PHILADELPHIA -- AI is helping sonographers all over the world deliver care to underserved areas and relieving some of the workload for imagers, according to a keynote presentation given May 28 at the American Institute of Ultrasound in Medicine (AIUM) annual meeting.
Modern video and multimodal deep learning methods can automatically analyze ultrasound video and support clinical decision-making by finding more information compared to conventional methods. This was one key takeaway from Alison Noble, PhD, from the University of Oxford in the U.K., who presented her keynote on AI’s evolving role in ultrasound.
“It’s a very exciting time, because we’re starting to see some of the basic tools for measurements, for example, start to appear in systems,” Noble told AuntMinnie. “But also, in terms of things like ultrasound guidance, this is still very much in the research area. And I think in the future, we’re going to start to see some of the capabilities going to working systems and start to be available in the future.”
AI continues to show promise in medical imaging as an assistant for reading images and alleviating high-volume workloads for imagers. But even as the technology advances, some barriers to AI adoption persist. Noble said some of these include developing trust in using the technology and understanding what some of the use cases are.
“The technical capabilities are there, but sometimes when you try them out in the clinic, things might not work,” she said. “But you also learn from that, where the right place is for the technology.”
And education on best practices toward clinical AI use will also be needed, according to Noble.
Alison Noble talks about the human element of using AI in clinical practice, including how sonographers can work side by side with the technology.

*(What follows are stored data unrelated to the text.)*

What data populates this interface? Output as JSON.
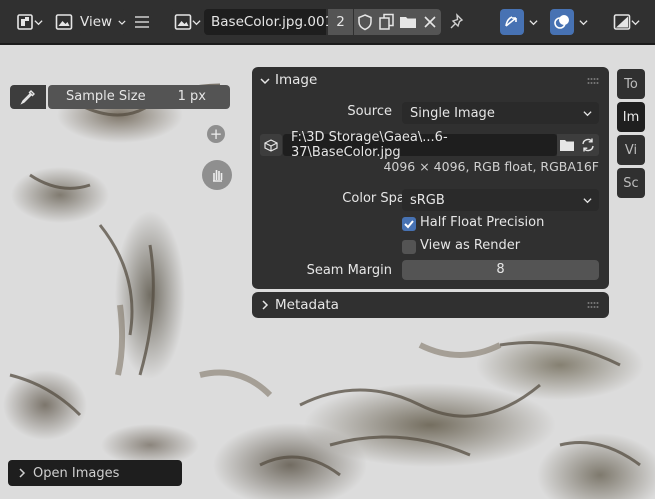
{
  "header": {
    "editor_type_icon": "image-editor-icon",
    "view_menu_label": "View",
    "image_name": "BaseColor.jpg.001",
    "user_count": "2"
  },
  "toolbar": {
    "sample_size_label": "Sample Size",
    "sample_size_value": "1 px"
  },
  "image_panel": {
    "title": "Image",
    "source_label": "Source",
    "source_value": "Single Image",
    "filepath": "F:\\3D Storage\\Gaea\\...6-37\\BaseColor.jpg",
    "info": "4096 × 4096,  RGB float, RGBA16F",
    "color_space_label": "Color Space",
    "color_space_value": "sRGB",
    "half_float_label": "Half Float Precision",
    "half_float_checked": true,
    "view_as_render_label": "View as Render",
    "view_as_render_checked": false,
    "seam_margin_label": "Seam Margin",
    "seam_margin_value": "8"
  },
  "metadata_panel": {
    "title": "Metadata"
  },
  "side_tabs": [
    {
      "label": "To",
      "active": false
    },
    {
      "label": "Im",
      "active": true
    },
    {
      "label": "Vi",
      "active": false
    },
    {
      "label": "Sc",
      "active": false
    }
  ],
  "open_images_label": "Open Images",
  "colors": {
    "accent": "#4772b3",
    "header_bg": "#303030",
    "panel_bg": "#303030",
    "field_bg": "#545454"
  }
}
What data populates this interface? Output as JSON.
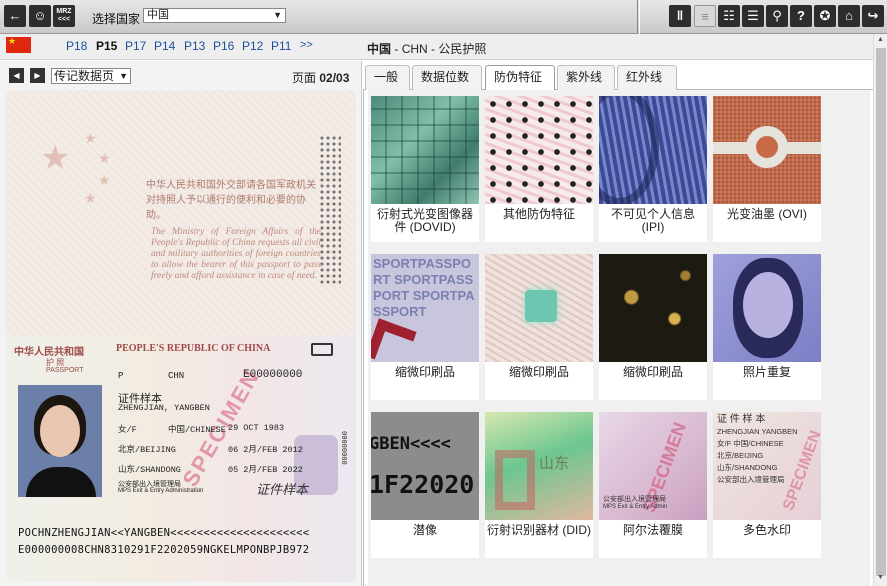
{
  "toolbar": {
    "country_label": "选择国家",
    "country_value": "中国",
    "mrz_icon_text": "MRZ\n<<<",
    "right_icons": [
      "uv-torch-icon",
      "blank-page-icon",
      "pages-icon",
      "list-icon",
      "magnifier-icon",
      "help-icon",
      "badge-icon",
      "home-icon",
      "exit-icon"
    ]
  },
  "pagebar": {
    "pages": [
      "P18",
      "P15",
      "P17",
      "P14",
      "P13",
      "P16",
      "P12",
      "P11",
      ">>"
    ],
    "active_page": "P15",
    "doc_country": "中国",
    "doc_code": "CHN",
    "doc_type": "公民护照"
  },
  "left": {
    "page_type": "传记数据页",
    "page_label": "页面",
    "page_num": "02/03"
  },
  "passport": {
    "cn_text": "中华人民共和国外交部请各国军政机关对持照人予以通行的便利和必要的协助。",
    "en_text": "The Ministry of Foreign Affairs of the People's Republic of China requests all civil and military authorities of foreign countries to allow the bearer of this passport to pass freely and afford assistance in case of need.",
    "header_cn": "中华人民共和国",
    "header_en": "PEOPLE'S REPUBLIC OF CHINA",
    "sub_cn": "护 照",
    "sub_en": "PASSPORT",
    "type": "P",
    "country_code": "CHN",
    "passport_no": "E00000000",
    "name_cn": "证件样本",
    "name_en": "ZHENGJIAN, YANGBEN",
    "sex": "女/F",
    "nationality": "中国/CHINESE",
    "dob": "29 OCT 1983",
    "pob": "北京/BEIJING",
    "doi": "06 2月/FEB 2012",
    "poi": "山东/SHANDONG",
    "doe": "05 2月/FEB 2022",
    "authority": "公安部出入境管理局",
    "authority_en": "MPS Exit & Entry Administration",
    "specimen": "SPECIMEN",
    "signature": "证件样本",
    "vertical_no": "00000000",
    "mrz1": "POCHNZHENGJIAN<<YANGBEN<<<<<<<<<<<<<<<<<<<<<",
    "mrz2": "E000000008CHN8310291F2202059NGKELMPONBPJB972"
  },
  "tabs": [
    "一般",
    "数据位数",
    "防伪特征",
    "紫外线",
    "红外线"
  ],
  "active_tab": "防伪特征",
  "features": [
    {
      "label": "衍射式光变图像器件 (DOVID)",
      "thumb": "dovid"
    },
    {
      "label": "其他防伪特征",
      "thumb": "dots"
    },
    {
      "label": "不可见个人信息 (IPI)",
      "thumb": "ipi"
    },
    {
      "label": "光变油墨 (OVI)",
      "thumb": "ovi"
    },
    {
      "label": "缩微印刷品",
      "thumb": "micro1"
    },
    {
      "label": "缩微印刷品",
      "thumb": "micro2"
    },
    {
      "label": "缩微印刷品",
      "thumb": "micro3"
    },
    {
      "label": "照片重复",
      "thumb": "ghost"
    },
    {
      "label": "潜像",
      "thumb": "latent"
    },
    {
      "label": "衍射识别器材 (DID)",
      "thumb": "did"
    },
    {
      "label": "阿尔法覆膜",
      "thumb": "alpha"
    },
    {
      "label": "多色水印",
      "thumb": "watermark"
    }
  ],
  "thumb_text": {
    "micro_pass": "SPORTPASSPORT",
    "latent_line1": "GBEN<<<<",
    "latent_line2": "1F22020",
    "did_text": "山东",
    "alpha_lines": [
      "公安部出入境管理局",
      "MPS Exit & Entry Admin"
    ],
    "wm_lines": [
      "证 件 样 本",
      "ZHENGJIAN YANGBEN",
      "女/F  中国/CHINESE",
      "北京/BEIJING",
      "山东/SHANDONG",
      "公安部出入境管理局"
    ]
  }
}
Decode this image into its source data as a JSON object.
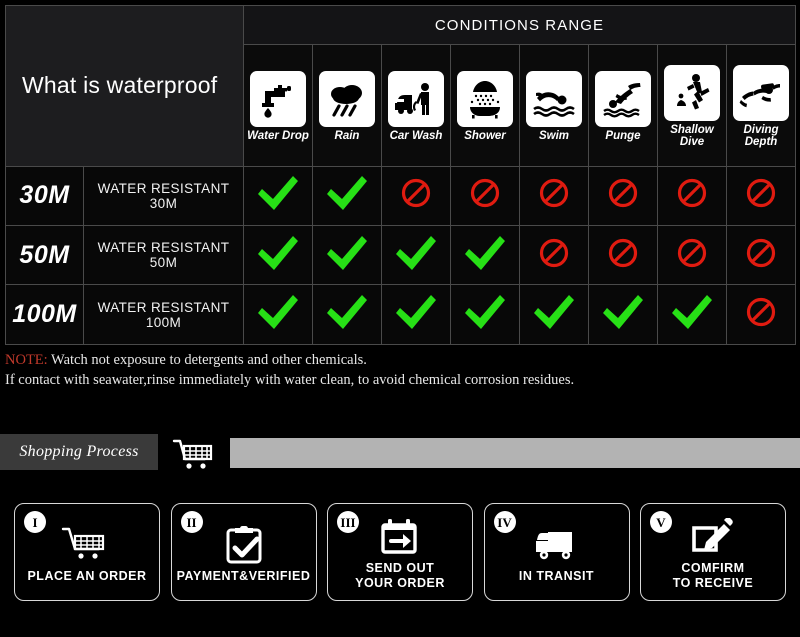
{
  "waterproof_table": {
    "title": "What is waterproof",
    "conditions_range_header": "CONDITIONS RANGE",
    "columns": [
      {
        "label": "Water Drop",
        "icon": "faucet-water-drop-icon"
      },
      {
        "label": "Rain",
        "icon": "rain-cloud-icon"
      },
      {
        "label": "Car Wash",
        "icon": "car-wash-icon"
      },
      {
        "label": "Shower",
        "icon": "shower-icon"
      },
      {
        "label": "Swim",
        "icon": "swimmer-icon"
      },
      {
        "label": "Punge",
        "icon": "plunge-dive-icon"
      },
      {
        "label": "Shallow Dive",
        "icon": "shallow-dive-icon"
      },
      {
        "label": "Diving Depth",
        "icon": "scuba-diver-icon"
      }
    ],
    "rows": [
      {
        "depth": "30M",
        "description": "WATER RESISTANT  30M",
        "marks": [
          "check",
          "check",
          "no",
          "no",
          "no",
          "no",
          "no",
          "no"
        ]
      },
      {
        "depth": "50M",
        "description": "WATER RESISTANT 50M",
        "marks": [
          "check",
          "check",
          "check",
          "check",
          "no",
          "no",
          "no",
          "no"
        ]
      },
      {
        "depth": "100M",
        "description": "WATER RESISTANT  100M",
        "marks": [
          "check",
          "check",
          "check",
          "check",
          "check",
          "check",
          "check",
          "no"
        ]
      }
    ],
    "colors": {
      "check": "#27e016",
      "no": "#e01b10",
      "grid": "#4a4a4a",
      "title_bg": "#1d1d1f"
    }
  },
  "note": {
    "label": "NOTE:",
    "line1": " Watch not exposure to detergents and other chemicals.",
    "line2": "If contact with seawater,rinse immediately with water clean, to avoid chemical corrosion residues.",
    "label_color": "#c0392b"
  },
  "shopping_bar": {
    "tag_label": "Shopping Process",
    "cart_icon": "shopping-cart-icon",
    "tag_bg": "#3a3a3a",
    "bar_color": "#b3b3b3"
  },
  "steps": [
    {
      "numeral": "I",
      "label": "PLACE AN ORDER",
      "icon": "shopping-cart-icon"
    },
    {
      "numeral": "II",
      "label": "PAYMENT&VERIFIED",
      "icon": "clipboard-check-icon"
    },
    {
      "numeral": "III",
      "label": "SEND OUT\nYOUR ORDER",
      "icon": "package-arrow-icon"
    },
    {
      "numeral": "IV",
      "label": "IN TRANSIT",
      "icon": "delivery-truck-icon"
    },
    {
      "numeral": "V",
      "label": "COMFIRM\nTO RECEIVE",
      "icon": "edit-pencil-icon"
    }
  ]
}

Noble is the Technikos Professor of Biomedical Engineering in Oxford's Department of Engineering Science and is a professorial fellow of St Hilda’s College. She previously directed the Oxford Institute of Biomedical Engineering.
Her group's work focuses on bringing machine learning applications to medical ultrasound, as well as cardiac MRI and cell image analyses.
Current projects
Noble outlined several research projects that she and colleagues are leading, which are studying the use of AI in ultrasound education and clinical use in low- to middle-income countries.
In Kenya, the group is exploring the capabilities of TraCer, a fully portable system uses a low-cost probe to capture fetal ultrasound videos. The system is integrated with a wireless ultrasound probe (Konted), with the application running on a standard Android tablet. Noble said this approach allows health workers to perform accurate pregnancy dating with minimal training and without costly equipment.
Another project is the Computer-Assisted Low-Cost Point-of-Care UltraSound (CALOPUS) Study being led in India. Noble and colleagues found in a 2022 study that this AI-assisted technique improved visualization of the cervix and classification of placental location.
Alison Noble, PhD, from the University of Oxford shares work that she and colleagues have been working on toward AI in ultrasound at AIUM 2026.
A study published in 2025 showed that AI aid in estimating gestational age led to reduced clinician mean absolute error (MAE) from 23.5 days to 15.7 days. And model explanations further reduced this to 14.3 days, with participants who found model explanations to be helpful showing improved performance. The researchers also found that while model explanations can improve confidence among sonographers, they can also reduce self-reported model trust.
“This is showing human attitude toward AI, but it’s showing that explanations do not always help,” Noble said. “It also relates to part of acceptable use is related to trust in using AI.”
Tracking models and emerging applications
AI may also help measure skills among sonographers. Noble talked about some measurement systems in ultrasound, including eye trackers for sonographer gazing, inertial measurement units for tracking probe movement, and audio for sonographer speech.
In one study published in 2021, Noble and colleagues put these into action and found they could assess cognitive workload from pupil diameter changes measured while ultrasound operators performed routine scans. The machine learning used in the study could discriminate between ultrasonographic tasks and scanning expertise.
Noble shares what she and colleagues are working on toward AI use in ultrasound.
Another study published in 2020 by Noble et al showed how an AI ultrasound model demonstrated high performance in predicting either probe movement toward the standard plane position or the next movement that an expert sonographer would perform. Researchers in 2022 also showed how a multimodal guidance approach from real-world ultrasound video signals, synchronized gaze, and probe motion could predict gaze movements and probe signals that an experienced sonographer would perform in routine obstetric scanning.
Finally, Noble shared two other emerging AI-based technologies for ultrasound, federated learning and human-AI collaboration. In federated learning, machine learning models can be trained on large-scale multi-source decentralized medical image data. And human-AI collaboration meanwhile could improve overall task performance beyond what humans and AI can do alone. Noble said this could also balance minimizing human workloads with maximizing trust in AI safety, accuracy, and efficiency.
Noble and colleagues led a study on how large language models (LLMs) can be used in a guided deferral system. Their pilot study focused on real-world spinal lumbar MRI text reports. All participants in the study showed improved accuracy with this human–AI collaboration approach compared to either LLMs or humans alone.
“It is becoming a truly interdisciplinary real-world data science field,” Noble said. “Originally, when I started in this space, it was engineers working with sonographers and clinicians. And now it’s bringing in human behavior scientists who experiment in psychology.”